Limitations of the study

Our study was limited by the lack of standardization of anesthesia care in the two groups.

The choice of drugs and their dosage for induction, maintenance, and reversal of cases was left to the discretion of the respective attending anesthesiologists, which could have influenced pain scores and could be considered as a limitation of the study. Another limitation of the study was the failure to account for comorbidities that might interfere with thermoregulation. More research is recommended to determine the optimal prewarming time. Other possible consequences of hypothermia, such as increased blood loss, transfusion requirements, length of hospital stay, incidence of surgical site infections, or cardiovascular adverse events, were not observed or taken into account.

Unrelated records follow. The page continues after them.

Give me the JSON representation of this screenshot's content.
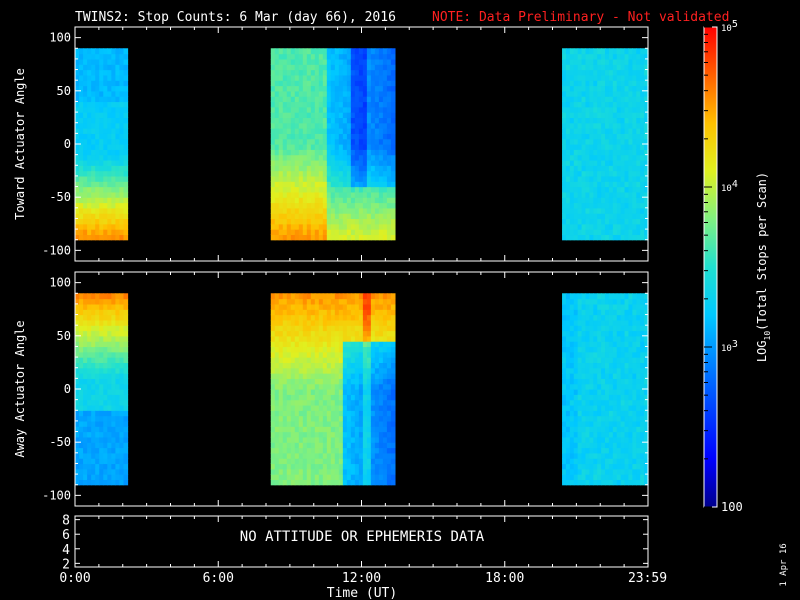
{
  "title": {
    "main": "TWINS2: Stop Counts:  6 Mar (day  66), 2016",
    "note": "NOTE: Data Preliminary - Not validated",
    "note_color": "#ff2020"
  },
  "side_date": "1 Apr 16",
  "chart_data": [
    {
      "type": "heatmap",
      "panel": "toward",
      "ylabel": "Toward Actuator Angle",
      "ylim": [
        -110,
        110
      ],
      "yticks": [
        100,
        50,
        0,
        -50,
        -100
      ],
      "data_y_range": [
        -90,
        90
      ],
      "time_blocks_hours": [
        [
          0.0,
          2.2
        ],
        [
          8.2,
          13.4
        ],
        [
          20.4,
          24.0
        ]
      ]
    },
    {
      "type": "heatmap",
      "panel": "away",
      "ylabel": "Away Actuator Angle",
      "ylim": [
        -110,
        110
      ],
      "yticks": [
        100,
        50,
        0,
        -50,
        -100
      ],
      "data_y_range": [
        -90,
        90
      ],
      "time_blocks_hours": [
        [
          0.0,
          2.2
        ],
        [
          8.2,
          13.4
        ],
        [
          20.4,
          24.0
        ]
      ]
    },
    {
      "type": "line",
      "panel": "ephemeris",
      "ylim": [
        1.5,
        8.5
      ],
      "yticks": [
        "8",
        "6",
        "4",
        "2"
      ],
      "message": "NO ATTITUDE OR EPHEMERIS DATA"
    }
  ],
  "x_axis": {
    "label": "Time (UT)",
    "range_hours": [
      0,
      24
    ],
    "ticks": [
      {
        "h": 0,
        "label": "0:00"
      },
      {
        "h": 6,
        "label": "6:00"
      },
      {
        "h": 12,
        "label": "12:00"
      },
      {
        "h": 18,
        "label": "18:00"
      },
      {
        "h": 23.98,
        "label": "23:59"
      }
    ]
  },
  "colorbar": {
    "label": "LOG",
    "label_sub": "10",
    "label_rest": "(Total Stops per Scan)",
    "ticks": [
      {
        "value": 100,
        "label": "100"
      },
      {
        "value": 1000,
        "label": "10",
        "exp": "3"
      },
      {
        "value": 10000,
        "label": "10",
        "exp": "4"
      },
      {
        "value": 100000,
        "label": "10",
        "exp": "5"
      }
    ],
    "range": [
      100,
      100000
    ]
  }
}
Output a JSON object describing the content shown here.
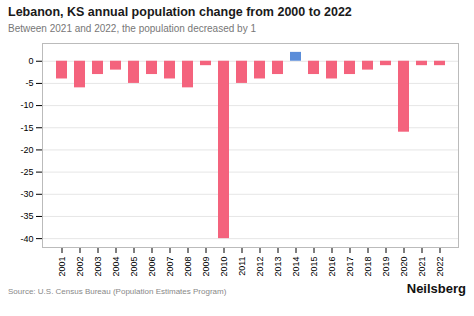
{
  "chart_data": {
    "type": "bar",
    "title": "Lebanon, KS annual population change from 2000 to 2022",
    "subtitle": "Between 2021 and 2022, the population decreased by 1",
    "source": "Source: U.S. Census Bureau (Population Estimates Program)",
    "branding": "Neilsberg",
    "categories": [
      "2001",
      "2002",
      "2003",
      "2004",
      "2005",
      "2006",
      "2007",
      "2008",
      "2009",
      "2010",
      "2011",
      "2012",
      "2013",
      "2014",
      "2015",
      "2016",
      "2017",
      "2018",
      "2019",
      "2020",
      "2021",
      "2022"
    ],
    "values": [
      -4,
      -6,
      -3,
      -2,
      -5,
      -3,
      -4,
      -6,
      -1,
      -40,
      -5,
      -4,
      -3,
      2,
      -3,
      -4,
      -3,
      -2,
      -1,
      -16,
      -1,
      -1
    ],
    "colors": [
      "#f4637d",
      "#f4637d",
      "#f4637d",
      "#f4637d",
      "#f4637d",
      "#f4637d",
      "#f4637d",
      "#f4637d",
      "#f4637d",
      "#f4637d",
      "#f4637d",
      "#f4637d",
      "#f4637d",
      "#5b8dd9",
      "#f4637d",
      "#f4637d",
      "#f4637d",
      "#f4637d",
      "#f4637d",
      "#f4637d",
      "#f4637d",
      "#f4637d"
    ],
    "ylim": [
      -42,
      4
    ],
    "yticks": [
      0,
      -5,
      -10,
      -15,
      -20,
      -25,
      -30,
      -35,
      -40
    ],
    "grid": true
  }
}
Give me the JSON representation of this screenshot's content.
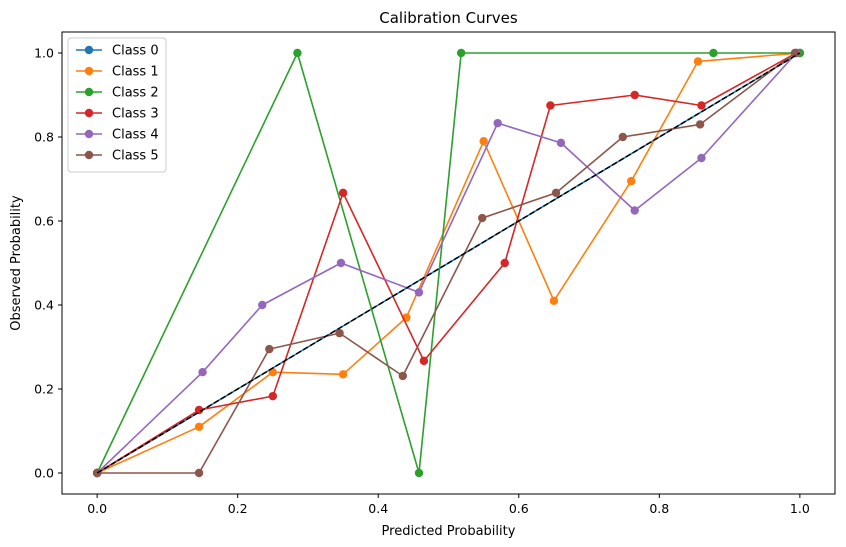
{
  "chart_data": {
    "type": "line",
    "title": "Calibration Curves",
    "xlabel": "Predicted Probability",
    "ylabel": "Observed Probability",
    "xlim": [
      -0.05,
      1.05
    ],
    "ylim": [
      -0.05,
      1.05
    ],
    "xticks": [
      "0.0",
      "0.2",
      "0.4",
      "0.6",
      "0.8",
      "1.0"
    ],
    "yticks": [
      "0.0",
      "0.2",
      "0.4",
      "0.6",
      "0.8",
      "1.0"
    ],
    "grid": false,
    "legend_position": "top-left",
    "reference_line": {
      "x": [
        0,
        1
      ],
      "y": [
        0,
        1
      ],
      "style": "dashed",
      "color": "#000000"
    },
    "series": [
      {
        "name": "Class 0",
        "color": "#1f77b4",
        "x": [
          0.0,
          1.0
        ],
        "y": [
          0.0,
          1.0
        ]
      },
      {
        "name": "Class 1",
        "color": "#ff7f0e",
        "x": [
          0.0,
          0.145,
          0.25,
          0.35,
          0.44,
          0.55,
          0.65,
          0.76,
          0.855,
          1.0
        ],
        "y": [
          0.0,
          0.11,
          0.24,
          0.235,
          0.37,
          0.79,
          0.41,
          0.695,
          0.98,
          1.0
        ]
      },
      {
        "name": "Class 2",
        "color": "#2ca02c",
        "x": [
          0.0,
          0.285,
          0.458,
          0.518,
          0.877,
          1.0
        ],
        "y": [
          0.0,
          1.0,
          0.0,
          1.0,
          1.0,
          1.0
        ]
      },
      {
        "name": "Class 3",
        "color": "#d62728",
        "x": [
          0.0,
          0.145,
          0.25,
          0.35,
          0.465,
          0.58,
          0.645,
          0.765,
          0.86,
          0.995
        ],
        "y": [
          0.0,
          0.15,
          0.183,
          0.667,
          0.267,
          0.5,
          0.875,
          0.9,
          0.875,
          1.0
        ]
      },
      {
        "name": "Class 4",
        "color": "#9467bd",
        "x": [
          0.0,
          0.15,
          0.235,
          0.347,
          0.458,
          0.57,
          0.66,
          0.765,
          0.86,
          0.995
        ],
        "y": [
          0.0,
          0.24,
          0.4,
          0.5,
          0.43,
          0.833,
          0.786,
          0.625,
          0.75,
          1.0
        ]
      },
      {
        "name": "Class 5",
        "color": "#8c564b",
        "x": [
          0.0,
          0.145,
          0.245,
          0.345,
          0.435,
          0.548,
          0.653,
          0.748,
          0.858,
          0.993
        ],
        "y": [
          0.0,
          0.0,
          0.295,
          0.333,
          0.231,
          0.607,
          0.667,
          0.8,
          0.83,
          1.0
        ]
      }
    ]
  }
}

Further randomized studies are needed to ratify the beneficial effects of prewarming.

Conclusions

It is vital that surgical patients receiving general anesthesia are maintained normothermic since inadvertent perioperative hypothermia and postoperative shivering can lead to many unfavorable complications. Preoperative warming is significantly diminishing the drop in perioperative core temperature, thereby reducing the chances of IPH and PAS.